In his ruling, Raschio said Bowen “definitively demonstrated that citizens cannot rely on law enforcement to respond quickly to their needs if they are subjected to a break-in or threat of deadly physical harm.”

“Victims can go without response from law enforcement for hours,” he wrote. “The need of a citizen to protect themselves, their loved ones and their property is immediate because no one else (who) will be there to do it for them.”

During the trial, Raschio had tense exchanges with Tufts University epidemiologist Dr. Michael Siegel, who has studied the effectiveness of different gun laws in the county.

Siegel testified that since 2001, gun homicides in Oregon have increased 310 percent and that when high-capacity magazines are used in mass shootings, victims more than double.

Raschio said the total number of people killed in mass shootings is “incredibly low compared to the media’s sensationalist coverage of events.”

He said Siegel’s testimony did not appear to be scientific under Oregon’s evidence laws and said that unless Siegel’s research could decisively demonstrate that bans on high-capacity magazines would result in fewer gun deaths, he would not take that into account when making his decision.

“Essentially, the defendants wanted to come to court, say this person is an expert, and have the expert assert his legal conclusions as scientific proof without demonstrating to the court the scientific validation of the process or how the process was used. to reach this conclusion,” Raschio wrote in his decision.

Measure 114 prohibited magazines holding more than 10 rounds and any magazine that can be “easily” modified to hold additional rounds.

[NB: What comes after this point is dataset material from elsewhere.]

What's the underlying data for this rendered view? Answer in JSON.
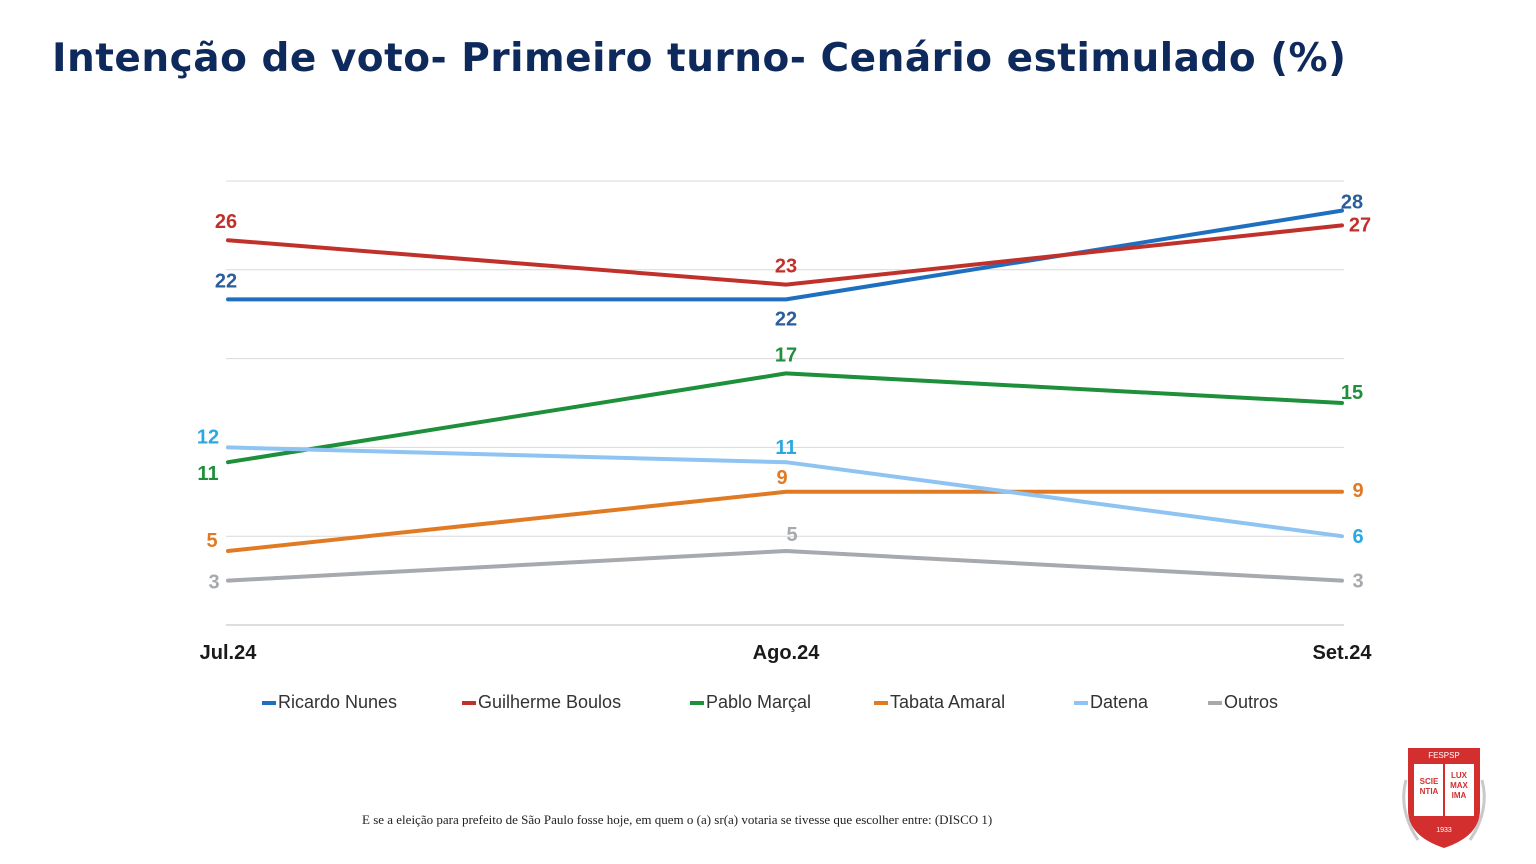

Throughout the trial, attorneys argued over what “easily” meant. The plaintiffs brought in experts who showed they could easily modify a 10-round magazine using a screwdriver, belt sander or epoxy. State prosecutors called witnesses who also testified that the vast majority of 10-round magazines available on the market require additional tools to increase their capacity.

Special Assistant Attorney General Harry Wilson explained in his closing argument that under Measure 114’s magazine ban, a person must be able to quickly manufacture a magazine capable of holding more than 10 rounds at the time where she is accused of breaking the law.

“It is not enough that a person can get an extension in a store in the future,” he explained. “A person must actually have an extension cord in their personal possession.”

This is an argument that Immergut bought.

“A magazine with a ten-round capacity is not easily convertible until the individual removes the base plate from the magazine – without removing the base plate, the magazine cannot be extended,” a writes Immergut. “A law is not void for vagueness simply because an individual might take affirmative action to be on the verge of breaking the law. »

Raschio was not swayed by the nearly identical testimony, writing that gun components, including the magazine, are protected by the state constitution.

“Without a magazine, the other components of a firearm are not a firearm,” he wrote. “The constitutional delegates and voters of 1857 would be impressed by the advances in current firearms technology, but they would understand our current stock of firearms as direct descendants of those they owned, including technologies to multiple and repeated blows.”

His decision means the new laws will not be able to come into force. There is likely to be an appeal to the Court of Appeals and the Oregon Supreme Court.

FILE – A woman enters the Oregon Department of Justice building in Salem, Oregon, May 28, 2020.